Eine Arbeitsgruppe der Koalitionsparteien hat sich u.a. auf eine Frauen-Mindestbesetzung für Vorstände von Aktiengesellschaften geeinigt. Ein entsprechender Kabinettsbeschluss wird nach der Ressortabstimmung sowie der Länder- und Verbändebeteiligung für den 6. Januar erwartet. Das Gesetzgebungsverfahren befindet sich demnach erst am Anfang, erste Details sind aber schon bekannt geworden.
1. GEPLANTE ÄNDERUNGEN In Vorständen börsennotierter und der paritätischen Mitbestimmung unterliegender Unternehmen mit mehr als drei Vorstandsmitgliedern soll künftig mindestens eine Frau zum Mitglied des Vorstands bestellt werden. Zusätzlich wurde für Unternehmen mit Mehrheitsbeteiligung des Bundes eine Frauenquote von mindestens 30 Prozent sowie eine weibliche Mindestbesetzung für die Vorstände (bei mehr als zwei Personen mindestens eine Frau) vereinbart. Dies soll auch für die Körperschaften des öffentlichen Rechts gelten, für die ebenfalls eine Mindestbeteiligung (ab zwei Personen eine Frau) vorgesehen ist. Bestellte Vorstandsmitglieder genießen dabei Bestandsschutz, die Änderungen sollen erst für Neubesetzungen zum Tragen kommen.

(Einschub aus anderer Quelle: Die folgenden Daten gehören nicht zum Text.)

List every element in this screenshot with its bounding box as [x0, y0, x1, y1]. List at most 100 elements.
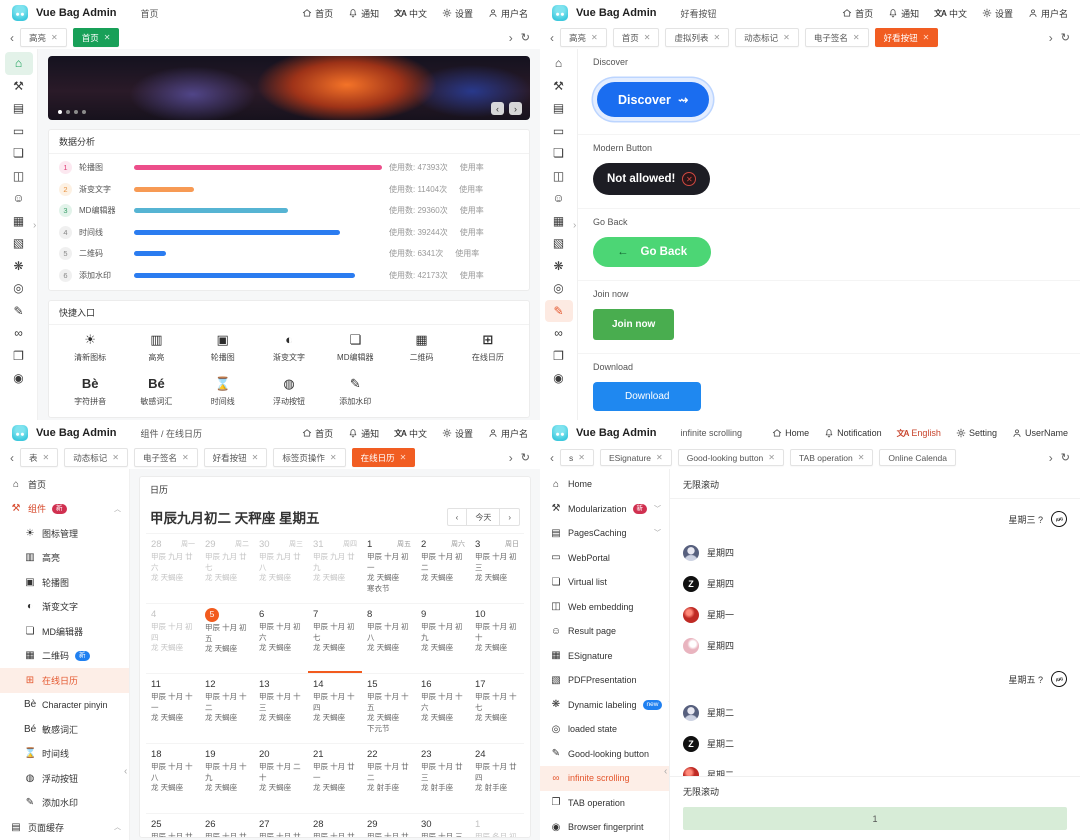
quick-entry-字符拼音[interactable]: Bè 字符拼音: [57, 377, 123, 407]
tab-s[interactable]: s ✕: [560, 449, 594, 466]
quick-entry-高亮[interactable]: ▥ 高亮: [123, 333, 189, 363]
carousel-dot[interactable]: [66, 110, 70, 114]
sidebar-item-md-editor[interactable]: ❏ MD编辑器: [0, 619, 129, 644]
calendar-cell[interactable]: 21 甲辰 十月 廿一龙 天蝎座: [308, 743, 362, 813]
quick-entry-添加水印[interactable]: ✎ 添加水印: [322, 377, 388, 407]
tab-close-icon[interactable]: ✕: [852, 32, 860, 42]
nav-user[interactable]: UserName: [1012, 428, 1068, 438]
tab-close-icon[interactable]: ✕: [329, 452, 337, 462]
tab-ESignature[interactable]: ESignature ✕: [599, 449, 672, 466]
rail-item-e-signature-icon[interactable]: ▦: [12, 213, 25, 228]
rail-item-dynamic-labeling-icon[interactable]: ❋: [13, 258, 24, 273]
calendar-cell[interactable]: 14 甲辰 十月 十四龙 天蝎座: [308, 673, 362, 743]
sidebar-collapse-icon[interactable]: ‹: [664, 765, 668, 777]
carousel-dot[interactable]: [74, 110, 78, 114]
sidebar-item-result-page[interactable]: ☺ Result page: [540, 619, 669, 644]
calendar-cell[interactable]: 10 甲辰 十月 初十龙 天蝎座: [470, 603, 524, 673]
tab-close-icon[interactable]: ✕: [857, 452, 865, 462]
nav-setting[interactable]: 设置: [442, 7, 473, 20]
tab-close-icon[interactable]: ✕: [42, 452, 50, 462]
tab-高亮[interactable]: 高亮 ✕: [20, 28, 67, 47]
tab-电子签名[interactable]: 电子签名 ✕: [133, 448, 198, 467]
calendar-cell[interactable]: 28 周一 甲辰 九月 廿六龙 天蝎座: [146, 533, 200, 603]
nav-notification[interactable]: 通知: [888, 7, 919, 20]
nav-notification[interactable]: Notification: [824, 428, 882, 438]
rail-item-loaded-state-icon[interactable]: ◎: [13, 281, 24, 296]
calendar-cell[interactable]: 1甲辰 冬月 初一蛇 射手座: [470, 813, 524, 837]
sidebar-expand-icon[interactable]: ›: [573, 219, 577, 231]
nav-user[interactable]: 用户名: [488, 427, 528, 440]
nav-lang[interactable]: 文A 中文: [934, 7, 967, 20]
nav-notification[interactable]: 通知: [348, 7, 379, 20]
tab-好看按钮[interactable]: 好看按钮 ✕: [203, 448, 268, 467]
tab-close-icon[interactable]: ✕: [591, 32, 598, 42]
sidebar-item-modularization[interactable]: ⚒ Modularization 新 ﹀: [540, 497, 669, 522]
carousel-dot[interactable]: [82, 110, 86, 114]
tab-close-icon[interactable]: ✕: [922, 32, 930, 42]
calendar-today-button[interactable]: 今天: [467, 508, 500, 526]
calendar-cell[interactable]: 12 甲辰 十月 十二龙 天蝎座: [200, 673, 254, 743]
sidebar-item-browser-fingerprint[interactable]: ◉ Browser fingerprint: [540, 815, 669, 840]
rail-item-web-portal-icon[interactable]: ▭: [12, 123, 25, 138]
tab-close-icon[interactable]: ✕: [112, 452, 119, 462]
quick-entry-在线日历[interactable]: ⊞ 在线日历: [455, 333, 521, 363]
tab-电子签名[interactable]: 电子签名 ✕: [804, 28, 869, 47]
tabs-scroll-right-icon[interactable]: ›: [1048, 450, 1053, 465]
nav-home[interactable]: Home: [772, 428, 809, 438]
nav-home[interactable]: 首页: [302, 7, 333, 20]
calendar-cell[interactable]: 30 周三 甲辰 九月 廿八龙 天蝎座: [254, 533, 308, 603]
tab-Online Calenda[interactable]: Online Calenda: [879, 449, 957, 466]
quick-entry-时间线[interactable]: ⌛ 时间线: [190, 377, 256, 407]
tab-refresh-icon[interactable]: ↻: [1060, 452, 1070, 464]
tab-close-icon[interactable]: ✕: [578, 452, 585, 462]
calendar-cell[interactable]: 20 甲辰 十月 二十龙 天蝎座: [254, 743, 308, 813]
sidebar-item-icon-management[interactable]: ☀ 图标管理: [0, 521, 129, 546]
pagination-bar[interactable]: 1: [683, 807, 1067, 830]
sidebar-item-pages-caching[interactable]: ▤ PagesCaching ﹀: [540, 521, 669, 546]
tab-close-icon[interactable]: ✕: [251, 452, 259, 462]
rail-item-pdf-presentation-icon[interactable]: ▧: [552, 236, 565, 251]
calendar-cell[interactable]: 8 甲辰 十月 初八龙 天蝎座: [362, 603, 416, 673]
tabs-scroll-left-icon[interactable]: ‹: [10, 30, 14, 45]
calendar-cell[interactable]: 4 甲辰 十月 初四龙 天蝎座: [146, 603, 200, 673]
sidebar-item-loaded-state[interactable]: ◎ loaded state: [540, 717, 669, 742]
sidebar-item-home[interactable]: ⌂ Home: [540, 472, 669, 497]
tab-动态标记[interactable]: 动态标记 ✕: [735, 28, 799, 47]
nav-lang[interactable]: 文A 中文: [394, 7, 427, 20]
nav-user[interactable]: 用户名: [1028, 7, 1068, 20]
calendar-prev-button[interactable]: ‹: [446, 508, 468, 526]
not-allowed-button[interactable]: Not allowed! ✕: [593, 163, 711, 195]
calendar-cell[interactable]: 18 甲辰 十月 十八龙 天蝎座: [146, 743, 200, 813]
calendar-cell[interactable]: 1 周五 甲辰 十月 初一龙 天蝎座 寒衣节: [362, 533, 416, 603]
nav-home[interactable]: 首页: [302, 427, 333, 440]
tabs-scroll-right-icon[interactable]: ›: [508, 30, 513, 45]
sidebar-item-carousel[interactable]: ▣ 轮播图: [0, 570, 129, 595]
tab-表[interactable]: 表 ✕: [20, 448, 59, 467]
rail-item-result-page-icon[interactable]: ☺: [552, 191, 565, 206]
nav-lang[interactable]: 文A 中文: [394, 427, 427, 440]
sidebar-item-online-calendar[interactable]: ⊞ 在线日历: [0, 668, 129, 693]
sidebar-item-character-pinyin[interactable]: Bè Character pinyin: [0, 693, 129, 718]
tab-close-icon[interactable]: ✕: [51, 32, 58, 42]
rail-item-virtual-list-icon[interactable]: ❏: [13, 146, 24, 161]
rail-item-modularization-icon[interactable]: ⚒: [553, 78, 564, 93]
sidebar-item-pdf-presentation[interactable]: ▧ PDFPresentation: [540, 668, 669, 693]
calendar-cell[interactable]: 17 甲辰 十月 十七龙 天蝎座: [470, 673, 524, 743]
rail-item-browser-fingerprint-icon[interactable]: ◉: [553, 371, 564, 386]
tabs-scroll-left-icon[interactable]: ‹: [10, 450, 14, 465]
tabs-scroll-right-icon[interactable]: ›: [1048, 30, 1053, 45]
go-back-button[interactable]: ← Go Back: [593, 237, 712, 267]
tab-refresh-icon[interactable]: ↻: [520, 32, 530, 44]
nav-setting[interactable]: Setting: [956, 428, 997, 438]
rail-item-dynamic-labeling-icon[interactable]: ❋: [553, 258, 564, 273]
rail-item-tab-operation-icon[interactable]: ❐: [13, 348, 24, 363]
tab-close-icon[interactable]: ✕: [181, 452, 189, 462]
rail-item-good-looking-button-icon[interactable]: ✎: [13, 303, 24, 318]
calendar-cell[interactable]: 29 周二 甲辰 九月 廿七龙 天蝎座: [200, 533, 254, 603]
quick-entry-清新图标[interactable]: ☀ 清新图标: [57, 333, 123, 363]
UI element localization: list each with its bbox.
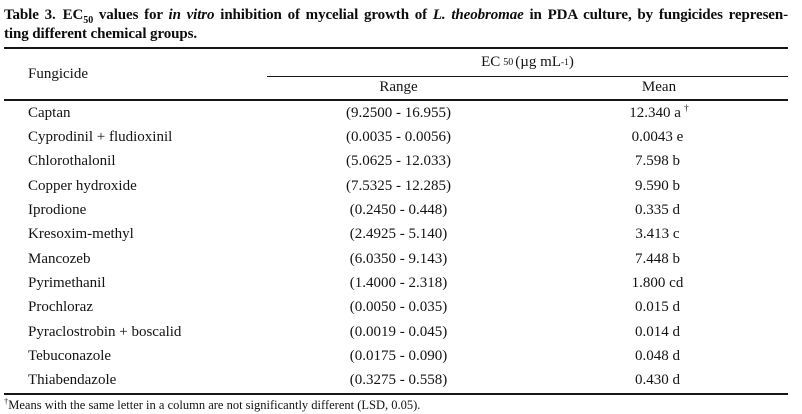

2. HINTERGRUND Eine feste Geschlechterquote von jeweils 30% gilt bereits seit dem Jahr 2015 für Aufsichtsräte von paritätisch mitbestimmten und zugleich börsennotierten Gesellschaften (§ 96 Abs. 2 AktG). Für sehr viel mehr Unternehmen gilt indes nicht diese starre Geschlechter-, sondern eine flexible Frauenquote: Gesellschaften, die entweder börsennotiert sind oder der Mitbestimmung unterliegen, haben lediglich Zielgrößen für den Frauenanteil im Aufsichtsrat, im Vorstand und den beiden Führungsebenen unterhalb des Vorstands festzulegen und diese zu veröffentlichen (§§ 76 Abs. 4, 111 Abs. 5 AktG). Der öffentliche Druck sollte mittelfristig dazu führen, dass Unternehmen ihre Zielgrößen stetig erhöhen. Die flexible Quote hat indes offenbar nicht die erwünschte Wirkung erzielt. Zulässig und verbreitet ist hier die Zielgröße von „Null (Prozent) Frauen“. Gegenwärtig soll sie von knapp 70 Prozent aller Unternehmen, die in den Anwendungsbereich der „flexiblen Quote“ fallen, verwendet werden. Besonders niedrig ist der Frauenanteil auf der Vorstandsebene. Hier setzen die von der Großen Koalition ins Auge gefassten Neuerungen an. Sie stellen eine wesentliche Komponente des geplanten Zweiten Führungspositionen-Gesetzes (FüPoG II) dar, das seinen Ursprung im Koalitionsvertrag 2018 hat und dessen Referentenentwurf bereits im Februar 2020 inoffiziell bekannt wurde.
3. AUSWIRKUNGEN Von den geplanten Mindestbesetzungsregeln sind nur diejenigen Unternehmen unmittelbar betroffen, die börsennotiert sind, zugleich der paritätischen Mitbestimmung unterliegen und deren Vorstand mehr als drei Mitglieder hat. Der praktische Anwendungsbereich für die Privatwirtschaft ist wegen dieser kumulativ notwendiger Voraussetzungen allerdings deutlich begrenzt und soll nur knapp 30 Unternehmen überhaupt treffen. Gleichwohl ist die Signalwirkung der Neuregelung ebenso wenig zu verkennen wie die konkreten Auswirkungen für die Nachfolgeplanung betroffener Unternehmen. Es bleibt allerdings abzuwarten, ob das geplante Gesetz eine hohe Effektivität zur Verbesserung des Zugangs von Frauen in Führungspositionen verspricht oder ob Unternehmen versuchen werden, die neuen Regelungen zu umgehen. Denkbar wäre etwa eine Verkleinerung des Vorstands auf drei Personen. Daneben bleibt es unabhängig von der Zahl der Vorstandsmitglieder dabei, dass nur ein Mandat zwingend mit einer Frau zu besetzen ist. Sollte sich der Anteil von Frauen in Führungspositionen in den nächsten Jahren nicht spürbar erhöhen, ist wahrscheinlich, dass der Gesetzgeber hier weiter nachsteuern wird.